“That’s how God created me. It is not my fault.”
You would think I was talking to someone about a mental illness.
“Can you do it for me?” I mean, I’m good at the visionary side of things, but I’m not a numbers person. And you know you always say to delegate things (awkward laughter).
I was talking to a client who wanted to turn his side business into a full-time business.
This person was not an artist unable to grasp the formality of numbers. He was someone who made his living dealing with facts and figures in a consulting role.
But with the simple introduction of a blank spreadsheet, he went from Mark Cuban to Homer Simpson.
“I mean, is it really necessary? I have confidence in myself and a cash flow projection is just a guess anyway. I really think it would be almost unethical to finish one since the numbers aren’t even real yet.
Yeah. He followed complete circular logic until he could justify not doing a cash flow projection because it was unethical. The cash flow projection that wasn’t for a bank was for itself, but still unethical.
For years, I have been coaching companies that want to start or grow.
This usually means that we usually discuss marketing, cash flow analysis or a capital injection.
Startups are the most fun and infuriating.
They are so excited and full of optimism, but also scared of their own shadow at the same time.
One of the first things I ask them to do is do a cash flow projection.
It’s also one of the first things they tell me they can’t do.
If you can’t see yourself as financially successful on paper, how will you be financially successful in real life?

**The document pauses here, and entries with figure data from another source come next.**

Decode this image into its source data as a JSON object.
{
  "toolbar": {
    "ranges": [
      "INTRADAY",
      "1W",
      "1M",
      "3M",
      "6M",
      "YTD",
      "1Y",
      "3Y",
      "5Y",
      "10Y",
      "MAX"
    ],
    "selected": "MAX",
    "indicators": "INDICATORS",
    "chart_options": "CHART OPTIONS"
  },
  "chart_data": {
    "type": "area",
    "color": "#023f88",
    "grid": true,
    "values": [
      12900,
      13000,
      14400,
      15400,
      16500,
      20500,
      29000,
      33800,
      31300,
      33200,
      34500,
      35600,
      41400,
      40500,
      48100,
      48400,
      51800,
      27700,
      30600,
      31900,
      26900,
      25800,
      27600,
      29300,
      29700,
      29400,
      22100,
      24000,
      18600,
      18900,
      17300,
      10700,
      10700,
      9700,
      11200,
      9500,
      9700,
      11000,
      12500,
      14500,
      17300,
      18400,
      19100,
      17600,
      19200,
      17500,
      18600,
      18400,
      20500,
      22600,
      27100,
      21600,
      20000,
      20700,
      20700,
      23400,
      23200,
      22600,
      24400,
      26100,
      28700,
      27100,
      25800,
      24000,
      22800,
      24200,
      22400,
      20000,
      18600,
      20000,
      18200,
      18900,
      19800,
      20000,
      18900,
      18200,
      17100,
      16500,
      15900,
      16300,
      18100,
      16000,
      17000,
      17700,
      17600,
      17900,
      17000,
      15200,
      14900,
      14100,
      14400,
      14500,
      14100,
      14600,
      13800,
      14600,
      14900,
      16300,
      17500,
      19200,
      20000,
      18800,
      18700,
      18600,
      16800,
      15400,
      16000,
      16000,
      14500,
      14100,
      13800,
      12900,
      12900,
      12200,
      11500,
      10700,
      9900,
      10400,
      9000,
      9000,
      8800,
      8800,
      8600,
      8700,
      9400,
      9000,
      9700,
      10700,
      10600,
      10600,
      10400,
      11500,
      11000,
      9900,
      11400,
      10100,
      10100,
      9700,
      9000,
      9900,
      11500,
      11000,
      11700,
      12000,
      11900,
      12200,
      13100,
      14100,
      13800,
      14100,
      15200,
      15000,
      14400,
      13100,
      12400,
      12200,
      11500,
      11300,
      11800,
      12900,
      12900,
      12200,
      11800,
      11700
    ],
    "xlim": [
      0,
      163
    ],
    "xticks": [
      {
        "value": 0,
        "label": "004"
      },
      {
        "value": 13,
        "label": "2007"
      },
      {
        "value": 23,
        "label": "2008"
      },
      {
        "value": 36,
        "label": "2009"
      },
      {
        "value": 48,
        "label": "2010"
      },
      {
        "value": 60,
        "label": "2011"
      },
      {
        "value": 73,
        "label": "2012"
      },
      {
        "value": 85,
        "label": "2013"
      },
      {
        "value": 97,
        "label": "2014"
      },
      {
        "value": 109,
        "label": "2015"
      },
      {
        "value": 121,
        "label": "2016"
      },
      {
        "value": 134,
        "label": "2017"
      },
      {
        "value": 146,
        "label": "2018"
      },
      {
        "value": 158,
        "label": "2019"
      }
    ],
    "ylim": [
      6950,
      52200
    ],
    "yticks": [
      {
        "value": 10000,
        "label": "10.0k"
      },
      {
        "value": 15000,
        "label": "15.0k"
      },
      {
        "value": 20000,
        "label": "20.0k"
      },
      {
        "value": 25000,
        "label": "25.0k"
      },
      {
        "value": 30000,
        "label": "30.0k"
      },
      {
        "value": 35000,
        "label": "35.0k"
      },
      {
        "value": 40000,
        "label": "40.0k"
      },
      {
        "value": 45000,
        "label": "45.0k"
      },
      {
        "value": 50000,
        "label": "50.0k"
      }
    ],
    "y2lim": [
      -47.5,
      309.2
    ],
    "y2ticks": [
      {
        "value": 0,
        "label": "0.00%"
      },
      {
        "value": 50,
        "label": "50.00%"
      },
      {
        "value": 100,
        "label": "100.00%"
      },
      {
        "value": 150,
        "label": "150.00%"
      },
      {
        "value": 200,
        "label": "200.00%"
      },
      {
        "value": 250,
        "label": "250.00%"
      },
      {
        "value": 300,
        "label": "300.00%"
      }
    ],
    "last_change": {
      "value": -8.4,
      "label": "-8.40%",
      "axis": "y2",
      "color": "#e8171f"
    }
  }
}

Not to mention that it forces you to deal with how much money you need to get started and how much you need for working capital.
It would be like planning an elaborate vacation, but without looking at your bank account to see if you have the money to do it.
Sure, you can plan a week-long stay in Cancun, complete with excursions, but you’ll surely make sure the money is available before you book your flight, right?
Yet I see people do this all the time when starting a business and it’s one of the things successful business owners always tell me they did first or wish they had done. first.
Let’s make sure we start off on the right foot.
Below are the questions you need to answer to complete your cash flow projection.
How much money do you currently have?
Real dollars, that is – no, I think I could ask my cousin Frank to lend me a few dollars.
What are the startup costs?
What items do you need to start the business and how much do they cost?
How much working capital do you have?
After subtracting start-up costs from the cash you have, all that’s left is your working capital. Think of it as a piggy bank that you can use to pay the bills, until you have enough company money to pay the bills.
What are the fixed monthly charges?
These are the expenses that must be paid whether you earn money or not. For example, insurance, marketing, payroll, rent, etc.
What are the forecast sales?
There are many ways to project sales and they are all more art than science.
If it’s a current side hustle, look at the amount of money you make now and the number of hours you put into the business and go from there.
If you currently put in 20 hours a week and earn $2,000 with it, then you earn $100/hour. Multiply that by the number of hours you devote to your full-time job and that’s the ballpark figure of what you can expect to earn in the first year.
What are the cost of goods sold (COGS)?
These are variable costs and are tied to sales.
For example, if you’re a carpentry business and you sell a table for $1,000 and the materials cost you around $250, that’s 25% of the COGS. Many COGS service companies would payroll to provide this service.
You turn your restaurant job into a full-time business.
$20,000 (you saved your net profit)
$15,000 (laptop, updated equipment, inventory)
$5,000 (start-up capital minus start-up expenses)
This means you have a piggy bank of five thousand dollars to help pay the bills as your business grows.
$3,000 — Insurance, payroll, marketing, administration costs, etc.
Average sale = $1,000/event
Your first full month, you’re only planning four events, because you’re still making a name for yourself
30% (food, materials, etc.)
In this case, $4,000 x 30% = $1,200 COGS
Less $4,000 fixed expenses
Equal = Negative $200 the first month.
Since you have $5,000 in working capital, that means you still have $4,800 in the bank.
If you have no additional income, such as a spouse with a full-time job, that $4,800 will need to be available for personal expenses.
Your goal will be to increase your number of sales each month, while keeping your fixed costs stable and also keeping a close eye on COGS.
The guy who works in consulting has never done a cash flow projection.
It was a rough start, but he turned it around and he’s fine now.
I asked him recently if he would have done anything differently.
He said, “Yeah, I wish someone had told me I needed about $15,000 in savings before I started.”
A cash flow projection could have been that person telling him that.
Don’t be afraid of the cash flow projection.
He doesn’t bite, but he can tell you things you might need to hear.
Charles Alexander is the director of the Tennessee Small Business Development Center at Vol State.